For Android 12L, this is an update aimed at bridging the gap between Android and iPad OS. In theory, this is a good update. It provides a new API for developers, customizes the interface to make better use of larger screens, and cleans up some of Android 12’s more annoying issues. I say “theoretically” because at the time of writing (and one month after the release of Android 13), the Android 12L is only available on the Pixel 6 and Pixel 6 Pro. Neither of the two is foldable or tablet.
Trying to understand the delay
Perhaps there is a good reason for this. Google partners have better handles on the market than Google. They also did all the legwork and market research. Would you like to let them set their own conditions? Perhaps Samsung and Xiaomi don’t care much about Android 12L and have their own solution to the problem to fix. Perhaps with Google’s Android 13 push, you don’t have to worry about Android 12L push. After all, why get a half-baked Android release when you can get the whole cake later?
Some analysts also share a positive view of Google’s strategy.
“Wear OS has continued to grow since Samsung’s participation. Google continues to expand its eco-coverage by releasing updated versions frequently. This is the same reason for updating the tablet platform. In anticipation of a gradual growth in smartphones, Google will invest more resources to drive the growth of the installation base of other products, “said Counterpoint Research senior researcher Ian Lam in an email comment on Digital Trends. Told to.

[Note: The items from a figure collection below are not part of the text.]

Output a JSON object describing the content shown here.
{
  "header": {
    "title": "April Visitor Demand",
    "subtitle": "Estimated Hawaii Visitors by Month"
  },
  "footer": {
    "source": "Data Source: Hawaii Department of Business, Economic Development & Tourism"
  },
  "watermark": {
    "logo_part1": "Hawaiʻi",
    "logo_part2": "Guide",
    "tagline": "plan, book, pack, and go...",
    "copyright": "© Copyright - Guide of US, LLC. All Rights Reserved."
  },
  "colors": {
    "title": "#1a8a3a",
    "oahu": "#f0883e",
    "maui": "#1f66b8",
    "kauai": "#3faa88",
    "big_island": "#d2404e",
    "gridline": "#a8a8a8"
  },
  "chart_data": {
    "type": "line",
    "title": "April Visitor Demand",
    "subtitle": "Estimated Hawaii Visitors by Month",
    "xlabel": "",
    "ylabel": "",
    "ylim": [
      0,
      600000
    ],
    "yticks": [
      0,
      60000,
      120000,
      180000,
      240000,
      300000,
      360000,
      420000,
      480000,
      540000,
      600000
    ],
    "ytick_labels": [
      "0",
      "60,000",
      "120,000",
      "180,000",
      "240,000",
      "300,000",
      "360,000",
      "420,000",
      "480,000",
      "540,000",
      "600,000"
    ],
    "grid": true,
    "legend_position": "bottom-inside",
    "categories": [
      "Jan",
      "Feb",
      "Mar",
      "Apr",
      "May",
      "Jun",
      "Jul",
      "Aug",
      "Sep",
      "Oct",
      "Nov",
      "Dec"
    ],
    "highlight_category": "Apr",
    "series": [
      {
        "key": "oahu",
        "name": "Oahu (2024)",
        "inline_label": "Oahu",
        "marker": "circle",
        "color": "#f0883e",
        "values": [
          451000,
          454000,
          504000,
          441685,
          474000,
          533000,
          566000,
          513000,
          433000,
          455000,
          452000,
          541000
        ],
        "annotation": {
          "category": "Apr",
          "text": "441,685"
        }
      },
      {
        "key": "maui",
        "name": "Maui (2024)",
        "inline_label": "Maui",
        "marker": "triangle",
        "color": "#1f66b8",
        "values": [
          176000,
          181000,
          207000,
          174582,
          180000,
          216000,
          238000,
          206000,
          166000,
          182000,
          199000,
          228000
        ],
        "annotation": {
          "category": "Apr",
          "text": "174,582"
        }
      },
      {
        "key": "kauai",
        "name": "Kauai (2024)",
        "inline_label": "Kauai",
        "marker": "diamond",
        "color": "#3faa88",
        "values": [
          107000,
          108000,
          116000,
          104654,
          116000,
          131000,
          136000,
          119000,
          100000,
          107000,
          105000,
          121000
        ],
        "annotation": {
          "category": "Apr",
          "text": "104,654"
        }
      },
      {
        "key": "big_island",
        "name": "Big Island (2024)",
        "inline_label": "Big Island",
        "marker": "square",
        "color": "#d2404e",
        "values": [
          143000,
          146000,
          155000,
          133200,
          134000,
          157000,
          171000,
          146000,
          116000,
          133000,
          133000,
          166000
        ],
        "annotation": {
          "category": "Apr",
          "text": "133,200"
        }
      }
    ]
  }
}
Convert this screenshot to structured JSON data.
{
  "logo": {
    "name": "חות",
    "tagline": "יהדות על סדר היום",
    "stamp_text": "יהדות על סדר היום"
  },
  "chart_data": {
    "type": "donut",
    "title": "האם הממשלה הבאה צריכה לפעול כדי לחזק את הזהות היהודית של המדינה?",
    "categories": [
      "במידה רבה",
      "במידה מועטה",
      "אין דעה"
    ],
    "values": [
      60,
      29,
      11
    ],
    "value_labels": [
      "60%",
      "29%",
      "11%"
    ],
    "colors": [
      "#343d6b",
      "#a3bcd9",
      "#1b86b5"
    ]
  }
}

What are all these points?
From a street perspective, it’s not clear what Google is doing here. If you want to tackle the realization that it’s not worth buying a Wear OS watch like last year, announcing Wear OS 3 was absolutely right. At the same time, by limiting the OS from being deployed to other Wear OS watches, it shows the same arrogance that Microsoft has shown on Windows Phone, leaving early adopters in search of new luster. did. Sure, Google is trying to avoid updating old watches someday, but the lack of clarity in the company leaves the loyalists hanging.
The same is true for Android 12L. Earlier this year, he criticized that Android 12L wasn’t fully available. Android tablets already have enough optimizations from third-party manufacturers that make much of the Android 12L feel redundant. Google may want to disagree with that argument, but the fact that it’s not accepted by anyone involved, or in fact, raises questions about the level of seriousness of the company. After all, if Google intended to postpone the Android big screen update to Android 13, would it have to make a really big song and dance about the spring rollout?
Google’s problem with tablets and smartwatches was that they weren’t sure if they knew what they were doing. Android 12L and Wear OS 3 were supposed to fix that, but they just pushed that point further.